Other advantages of the use of nuclear propulsion is that since the fuel has a very high power density, no fuel tanks are needed. Instead the reactor along with a steam turbine could replace the building-sized diesel engine in container ships, like the Wärtsilä RT-flex96C with a height of 13.5 meters and length of 26.5 meters. The nuclear retrofit would thus combine engine and fuel in the same space as the engine block originally, allowing for increased cargo capacity.
Due to naval reactors having been in use by various nations in a variety of scenarios since the 1950s, the risks and benefits are both well known, making them as much of a known quantity as the diesel engines that they are set to replace.
Time to Step On It
The past few years, the use of nuclear propulsion has found new voices within the shipping industry.
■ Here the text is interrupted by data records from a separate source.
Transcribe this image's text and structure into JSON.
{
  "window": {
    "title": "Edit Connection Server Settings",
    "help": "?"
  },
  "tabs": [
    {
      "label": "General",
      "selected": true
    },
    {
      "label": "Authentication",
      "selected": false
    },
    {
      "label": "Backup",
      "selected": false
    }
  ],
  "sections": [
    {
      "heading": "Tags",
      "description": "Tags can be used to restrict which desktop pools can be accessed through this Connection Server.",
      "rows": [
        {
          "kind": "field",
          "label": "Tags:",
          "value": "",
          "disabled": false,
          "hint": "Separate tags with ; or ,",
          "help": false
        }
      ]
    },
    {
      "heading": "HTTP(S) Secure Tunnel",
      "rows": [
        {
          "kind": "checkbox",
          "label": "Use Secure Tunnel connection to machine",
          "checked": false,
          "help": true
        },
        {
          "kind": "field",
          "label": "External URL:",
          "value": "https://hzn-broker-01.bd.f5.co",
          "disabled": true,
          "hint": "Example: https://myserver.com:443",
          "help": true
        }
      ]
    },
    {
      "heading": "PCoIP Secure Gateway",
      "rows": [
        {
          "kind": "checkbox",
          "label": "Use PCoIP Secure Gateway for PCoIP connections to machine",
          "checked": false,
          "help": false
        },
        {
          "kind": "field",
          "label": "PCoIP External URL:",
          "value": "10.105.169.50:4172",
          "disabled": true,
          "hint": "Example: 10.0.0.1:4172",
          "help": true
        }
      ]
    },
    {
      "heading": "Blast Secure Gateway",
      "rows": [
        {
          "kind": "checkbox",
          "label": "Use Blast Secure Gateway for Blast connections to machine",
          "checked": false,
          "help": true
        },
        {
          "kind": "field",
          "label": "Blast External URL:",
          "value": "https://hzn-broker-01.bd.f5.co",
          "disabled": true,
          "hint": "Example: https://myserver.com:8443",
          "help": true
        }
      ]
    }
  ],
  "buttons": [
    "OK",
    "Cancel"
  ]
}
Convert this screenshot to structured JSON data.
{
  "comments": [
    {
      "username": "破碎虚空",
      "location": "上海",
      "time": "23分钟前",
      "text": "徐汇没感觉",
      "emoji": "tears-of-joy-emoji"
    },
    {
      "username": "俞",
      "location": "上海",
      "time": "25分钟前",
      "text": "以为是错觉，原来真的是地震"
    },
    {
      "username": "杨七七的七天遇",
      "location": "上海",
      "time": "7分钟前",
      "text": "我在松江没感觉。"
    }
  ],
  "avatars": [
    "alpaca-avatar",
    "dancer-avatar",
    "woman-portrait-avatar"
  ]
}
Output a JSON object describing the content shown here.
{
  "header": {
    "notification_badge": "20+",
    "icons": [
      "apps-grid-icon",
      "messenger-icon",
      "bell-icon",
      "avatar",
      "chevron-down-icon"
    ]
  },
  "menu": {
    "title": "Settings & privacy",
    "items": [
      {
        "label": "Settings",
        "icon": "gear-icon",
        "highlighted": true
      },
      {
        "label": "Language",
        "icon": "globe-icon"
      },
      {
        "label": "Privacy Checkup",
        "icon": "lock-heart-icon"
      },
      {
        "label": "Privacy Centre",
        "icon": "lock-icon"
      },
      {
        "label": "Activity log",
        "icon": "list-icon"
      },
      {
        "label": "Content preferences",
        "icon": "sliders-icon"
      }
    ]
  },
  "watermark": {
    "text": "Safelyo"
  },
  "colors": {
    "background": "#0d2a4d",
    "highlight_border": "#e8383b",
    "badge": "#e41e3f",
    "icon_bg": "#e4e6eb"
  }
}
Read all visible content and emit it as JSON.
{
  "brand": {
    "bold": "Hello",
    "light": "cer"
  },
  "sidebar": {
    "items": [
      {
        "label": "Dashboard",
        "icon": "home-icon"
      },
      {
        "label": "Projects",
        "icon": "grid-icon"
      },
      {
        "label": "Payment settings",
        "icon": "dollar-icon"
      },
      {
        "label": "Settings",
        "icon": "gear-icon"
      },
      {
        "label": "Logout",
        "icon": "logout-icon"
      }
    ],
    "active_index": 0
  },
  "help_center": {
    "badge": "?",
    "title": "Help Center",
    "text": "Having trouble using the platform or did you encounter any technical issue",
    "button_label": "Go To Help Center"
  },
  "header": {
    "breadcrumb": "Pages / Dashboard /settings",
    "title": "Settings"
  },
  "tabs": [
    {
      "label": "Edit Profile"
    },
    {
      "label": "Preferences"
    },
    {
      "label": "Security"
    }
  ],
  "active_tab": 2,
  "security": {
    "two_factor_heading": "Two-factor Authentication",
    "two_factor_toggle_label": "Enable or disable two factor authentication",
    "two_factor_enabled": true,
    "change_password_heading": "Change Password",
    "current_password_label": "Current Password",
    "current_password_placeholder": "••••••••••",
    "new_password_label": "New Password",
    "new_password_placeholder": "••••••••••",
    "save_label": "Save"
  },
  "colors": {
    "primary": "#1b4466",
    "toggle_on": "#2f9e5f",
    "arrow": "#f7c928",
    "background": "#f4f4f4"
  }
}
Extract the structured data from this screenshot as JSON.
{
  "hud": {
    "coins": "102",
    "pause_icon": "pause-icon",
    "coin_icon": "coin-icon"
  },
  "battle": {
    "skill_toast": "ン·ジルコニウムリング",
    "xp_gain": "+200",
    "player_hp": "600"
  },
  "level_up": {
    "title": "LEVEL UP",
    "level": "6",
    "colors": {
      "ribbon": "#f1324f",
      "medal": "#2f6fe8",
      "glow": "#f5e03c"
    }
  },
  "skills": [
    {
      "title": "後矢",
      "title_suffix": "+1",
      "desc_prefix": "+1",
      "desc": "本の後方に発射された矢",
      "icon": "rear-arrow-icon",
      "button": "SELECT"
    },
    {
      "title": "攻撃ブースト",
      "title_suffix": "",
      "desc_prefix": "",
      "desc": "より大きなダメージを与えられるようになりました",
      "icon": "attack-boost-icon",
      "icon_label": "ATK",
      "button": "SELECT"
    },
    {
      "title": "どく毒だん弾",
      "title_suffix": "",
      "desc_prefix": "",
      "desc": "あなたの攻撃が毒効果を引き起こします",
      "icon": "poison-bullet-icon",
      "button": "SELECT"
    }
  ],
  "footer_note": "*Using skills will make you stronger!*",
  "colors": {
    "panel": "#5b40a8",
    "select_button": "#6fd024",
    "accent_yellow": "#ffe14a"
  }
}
As noted by people in the industry, a major hurdle is the lack of legislation by the International Maritime Organization (IMO) in this area, which at this point mostly considers nuclear propulsion in the context of military vessels. This might change quickly, however, as noted by Andreas Sohmen-Pao, chairman of shipping company BW Group. According to him, the benefits of nuclear propulsion are evident, with the low operating costs being the most obvious.
Instead of having to deal with the recurrent costs of refueling, a cargo ship with nuclear propulsion would be effectively free after the upfront investment. With no pollution emissions or fuel costs to consider, this would allow for cargo ships to go faster, allowing for a 50% speed increase in some cases. Or more simply put, assuming a casual three-week shipping time for a container ship from China to the US, a 50% speed increase would reduce that time by a full week.
Economics aside, the fact of the matter remains that the shipping industry has to reduce its emission footprint rapidly. As a risk-averse industry, any changes would have to be gradual and well planned out, with drop-in solutions likely welcomed over revolutionary upsets. Here a solid and proven technology like nuclear propulsion could provide just what is needed. These facts have been recognized by British maritime classification society Lloyd’s Register when it rewrote its rules after feedback from its members. Lloyd’s has stated that it expects to “see nuclear ships on specific trade routes sooner than many people currently anticipate.”
A Potential Shipping Revolution
Depending on how things work out, we may see a shipping industry which not only manages to decarbonize in record time, but also makes the shipping routes faster and more reliable than before. With cargo ships free to travel as fast as the weather and local traffic allow, ordering some widget from the other side of the world might take considerably less time, all without the guilt of the environmental impact that shipping has today.
Then there is the other kind of ‘shipping’, in the form of cruise ships, which are also far from clean, especially when idling in ports. Going on a cruise may seem slightly less decadent if those ships no longer belch out plumes of black diesel exhaust fumes while steaming past idyllic islands.